Santa Fe, 1883. Chromolithographic brochure, 7.5” x 3.5”, in six panels, with illustrated, broadside-like verso. CONDITION: Very good, vertical fold at center of program, 1” tear to margin at upper right horizontal fold of broadside.

An attractive brochure for Santa Fe’s first centennial-style exposition, which was held to boost investment and tourism after the city was bypassed by the Atchison, Topeka and Santa Fe Railway.

Claiming to mark one third of a millennium since the founding of the city, The Santa Fe Tertio-Millennial Anniversary Character Celebration and Industrial Exposition boasted thirty-three days of pageantry and programming to kickstart a new era of investment and tourism. “Once the thriving terminus of the Santa Fe Trail, later the territorial headquarters of the U.S. Army,” the city had been left off the main line of the Atchison, Topeka and Santa Fe Railway due to difficult terrain, and was anxious to reestablish itself as a center of commerce (Montgomery, p. 94).

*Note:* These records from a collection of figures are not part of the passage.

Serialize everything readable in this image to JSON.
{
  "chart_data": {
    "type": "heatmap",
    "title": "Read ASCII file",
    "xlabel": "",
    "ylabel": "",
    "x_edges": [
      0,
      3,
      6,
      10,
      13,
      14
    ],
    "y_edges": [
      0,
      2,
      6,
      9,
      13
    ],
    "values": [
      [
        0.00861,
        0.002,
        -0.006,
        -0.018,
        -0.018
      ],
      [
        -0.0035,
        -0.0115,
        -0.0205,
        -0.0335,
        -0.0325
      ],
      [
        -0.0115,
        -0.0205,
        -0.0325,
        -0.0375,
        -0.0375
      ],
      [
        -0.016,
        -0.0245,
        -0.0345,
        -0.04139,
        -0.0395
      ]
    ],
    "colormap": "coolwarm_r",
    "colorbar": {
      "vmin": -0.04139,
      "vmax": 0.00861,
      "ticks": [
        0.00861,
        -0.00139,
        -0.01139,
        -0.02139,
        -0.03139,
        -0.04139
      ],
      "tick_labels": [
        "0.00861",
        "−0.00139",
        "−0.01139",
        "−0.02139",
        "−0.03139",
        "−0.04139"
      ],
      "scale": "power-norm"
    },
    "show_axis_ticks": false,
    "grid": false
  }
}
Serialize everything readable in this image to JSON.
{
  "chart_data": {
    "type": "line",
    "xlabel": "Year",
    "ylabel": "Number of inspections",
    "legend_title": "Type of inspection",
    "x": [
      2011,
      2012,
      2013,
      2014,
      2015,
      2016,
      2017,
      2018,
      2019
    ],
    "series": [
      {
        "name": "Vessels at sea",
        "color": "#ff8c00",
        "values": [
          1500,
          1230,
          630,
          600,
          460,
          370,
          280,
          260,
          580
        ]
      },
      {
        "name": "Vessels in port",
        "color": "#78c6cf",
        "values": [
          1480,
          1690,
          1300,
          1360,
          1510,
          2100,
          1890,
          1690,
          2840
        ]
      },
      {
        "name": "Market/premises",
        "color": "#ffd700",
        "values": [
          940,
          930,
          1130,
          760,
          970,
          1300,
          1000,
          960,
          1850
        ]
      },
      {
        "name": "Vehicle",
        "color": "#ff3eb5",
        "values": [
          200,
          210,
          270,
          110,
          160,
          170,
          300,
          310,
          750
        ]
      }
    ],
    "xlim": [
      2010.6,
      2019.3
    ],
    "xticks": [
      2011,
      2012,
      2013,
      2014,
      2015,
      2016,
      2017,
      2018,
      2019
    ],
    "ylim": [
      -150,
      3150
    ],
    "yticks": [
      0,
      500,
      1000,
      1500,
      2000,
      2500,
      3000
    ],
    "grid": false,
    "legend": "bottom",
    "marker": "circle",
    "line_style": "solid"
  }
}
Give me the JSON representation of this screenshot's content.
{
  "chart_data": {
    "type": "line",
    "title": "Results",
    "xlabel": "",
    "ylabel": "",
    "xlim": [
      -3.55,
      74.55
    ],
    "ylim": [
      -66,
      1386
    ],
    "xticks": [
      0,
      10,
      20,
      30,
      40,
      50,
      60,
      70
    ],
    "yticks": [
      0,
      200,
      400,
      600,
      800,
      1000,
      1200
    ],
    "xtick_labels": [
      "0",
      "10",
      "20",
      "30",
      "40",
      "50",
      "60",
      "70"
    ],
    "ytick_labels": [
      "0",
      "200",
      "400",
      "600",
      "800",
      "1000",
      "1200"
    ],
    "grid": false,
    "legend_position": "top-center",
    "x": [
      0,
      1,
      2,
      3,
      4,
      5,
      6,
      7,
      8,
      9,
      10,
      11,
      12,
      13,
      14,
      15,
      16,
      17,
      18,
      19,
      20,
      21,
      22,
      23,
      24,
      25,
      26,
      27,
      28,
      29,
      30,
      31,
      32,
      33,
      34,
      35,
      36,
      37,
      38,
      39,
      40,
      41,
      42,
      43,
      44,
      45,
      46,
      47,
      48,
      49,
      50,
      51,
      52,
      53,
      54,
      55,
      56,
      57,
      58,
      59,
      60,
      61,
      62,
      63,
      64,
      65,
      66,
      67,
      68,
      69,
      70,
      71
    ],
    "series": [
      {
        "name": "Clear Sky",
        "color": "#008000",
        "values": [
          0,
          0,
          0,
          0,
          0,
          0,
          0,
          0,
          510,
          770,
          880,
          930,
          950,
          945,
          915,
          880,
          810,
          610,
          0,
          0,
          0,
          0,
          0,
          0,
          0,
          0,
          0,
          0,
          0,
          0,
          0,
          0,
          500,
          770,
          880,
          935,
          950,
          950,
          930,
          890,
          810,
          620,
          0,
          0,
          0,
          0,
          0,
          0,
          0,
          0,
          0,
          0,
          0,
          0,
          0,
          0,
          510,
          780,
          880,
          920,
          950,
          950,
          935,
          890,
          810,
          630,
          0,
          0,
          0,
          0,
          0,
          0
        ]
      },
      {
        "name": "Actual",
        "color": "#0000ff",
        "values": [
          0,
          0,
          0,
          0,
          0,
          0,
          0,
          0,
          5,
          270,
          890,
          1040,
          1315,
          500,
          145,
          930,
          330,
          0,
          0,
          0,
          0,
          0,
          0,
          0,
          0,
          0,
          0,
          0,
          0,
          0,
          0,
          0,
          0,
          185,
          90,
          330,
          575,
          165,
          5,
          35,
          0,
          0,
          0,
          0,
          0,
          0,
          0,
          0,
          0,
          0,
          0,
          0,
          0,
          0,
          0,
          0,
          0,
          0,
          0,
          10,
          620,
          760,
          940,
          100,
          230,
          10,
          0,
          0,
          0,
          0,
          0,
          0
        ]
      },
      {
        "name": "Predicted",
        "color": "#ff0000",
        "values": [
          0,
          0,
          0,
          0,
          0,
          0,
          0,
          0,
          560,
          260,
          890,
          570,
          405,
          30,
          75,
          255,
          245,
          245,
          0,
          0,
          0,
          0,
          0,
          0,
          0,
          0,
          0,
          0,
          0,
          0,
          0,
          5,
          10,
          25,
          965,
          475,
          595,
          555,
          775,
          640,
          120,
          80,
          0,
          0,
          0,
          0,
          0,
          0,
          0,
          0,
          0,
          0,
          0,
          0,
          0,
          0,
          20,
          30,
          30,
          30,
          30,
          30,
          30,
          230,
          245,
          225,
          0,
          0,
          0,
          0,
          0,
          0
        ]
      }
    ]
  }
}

Although the organizers were well aware that the Spanish settlement of Santa Fe had not been established until 1610—sixty years later than they claimed—the conceit justified the grandeur of the event.

Four panels on the brochure outline the thirty-three day program, which included a “sham fight” as well as numerous dances and games by “Pueblo Indians, from the neighboring pueblos,” “Zuni Indians,” and “the Mescalero and Jicarilla Apaches”; a reenactment of “Spanish chivalry”; a “Grand junta y fiesta in honor of our Mexican visitors from Chihuahua, Durango, Sonora, and other states”; three days of “historic scenes, extending over the period of the Tertio-Millennial…each day to represent a century of history and progress”; and even a bicycle race. On the verso, a broadside-like outline of the festivities illustrated with a chromolithograph of desert flora announces the “Mining and Industrial Exposition” as well as exhibits of “the Natural Resources of the Rocky Mountain Region, in Minerals, Agricultural Products, etc., and the triumphs of Modern Genius and Mechanical Skill,” and a “comprehensive exhibit of Indian and Mexican Relics, Curiosities, and Antiquities.” Visitors were more interested in viewing the cultural exhibitions than investing in the city’s mineral, agricultural, and real-estate potential, however, and the event proved a financial failure. It was not until the 1890s that Native American cultures began to be exploited as a lucrative tourist attraction for the state.

A colorful brochure promoting the first major public exposition in Santa Fe.

REFERENCES: Montgomery, Charles. The Spanish Redemption: Heritage, Power, and Loss on New Mexico’s Upper Rio Grande (Berkeley: University of California Press, 2002); Rohr, David. “Santa Fe’s First Exhibition,” El Palacio online.